Editors note: This article is aimed towards an audience with little benjamin graham photoexperience in value investing. In parts II and possibly III we will focus more on more advanced information.

Best Metrics for Evaluating Value Stocks

When looking for a value stock the value investor should look at the intrinsic value of a business and see if this is currently in excess of the market value of the shares. This process involves more than just looking for a bargain that may arise because share prices have dropped suddenly. The business the investor buys into must have real value. If the company is only of mediocre performance its shares should not be acquired just because there has been a recent dip in the share price.

Following the thinking of Warren Buffett you can look at ownership of a share in a company as participating in the whole business and consider the share as a participation in the company rather than valuing it in terms of a stream of dividends. The metrics that may help to establish the true value of the company are the ones of most interest to the value investor.

Price earnings ratio

The price earnings ratio (P/E ratio) in itself does not say very much about the intrinsic value of a company or the difference between market value and intrinsic value. It reflects how many years’ earnings are paid for in the share price. The figure is useful because the P/E ratio of a company can be compared to those of other companies within the same industry and the investor can gain some information about the valuation of the company as compared to the competitors in the same industry. Where a company has a low price earnings ratio compared to other companies in the same industrial sector this may be a first indication that a company may be undervalued. The value investor should therefore consider the P/E ratio as an indicator – a low P/E ratio could be a sign that a company is undervalued but further research needs to be done.

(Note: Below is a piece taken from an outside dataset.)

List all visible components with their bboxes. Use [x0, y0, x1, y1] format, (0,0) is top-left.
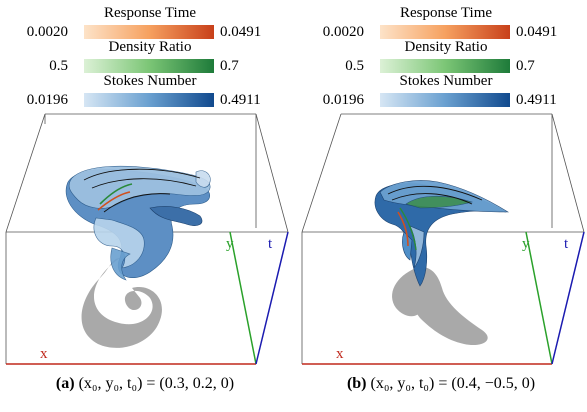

Some investors look at the price/earnings to growth (PEG) ratio which divides the P/E ratio by the rate of growth in earnings per share. This may indicate a growth stock that is currently undervalued. Again, this is just a first indicator and more research is needed.

Price to book ratio

The price to book value of assets should be approached with caution by value investors. Although a high price to book ratio indicates that investors are prepared to pay much more than the book value of the assets when buying a share, research needs to be done into the reasons for this. The ratio could be very different depending on whether the company is offering goods or services and using mainly tangible or intangible assets. A high price to book ratio is therefore a valuable initial indicator that a stock could indeed be a value stock but further research is needed before any conclusion can be reached.

Free cash flow

The free cash flow in any accounting period is found by taking the net profit figure and adding back non-cash items such as depreciation. A further deduction is then made for the amount of capital expenditure required in a year to maintain the assets of the company at an adequate level to continue to earn profits. Any company with positive free cash flow is better able to face difficult periods of trading. A company could be valued by discounting the future free cash flows provided that they can be reasonably estimated.  The investor needs to understand the business thoroughly to make a reasonable attempt at this calculation.

Debt equity ratio

Most of us have had an opportunity in recent years to see the negative consequences of carrying too much debt in business and in government. The debt to equity ratio of the business should be checked out in combination with other ratios in evaluating the company. This can function as something of a negative indicator. A company whose fundamentals otherwise look good could be running into a headwind if its level of debt is too high compared to equity. The way in which a company finances its operations is relevant to its future performance as the burden of servicing the debt can weigh heavily on the business especially if it hits a difficult patch in its operations.

Using the metrics as a guide

All value investors should realize that the metrics are not everything. Research into a company means more than dividing one accounting figure by another. The metrics can be an indicator of a good opportunity but further research about the company is always needed. .  The value investor must look behind the accounting ratios and research the real business. This involves understanding the company, its business and its management to arrive at an opinion of its future performance and intrinsic value.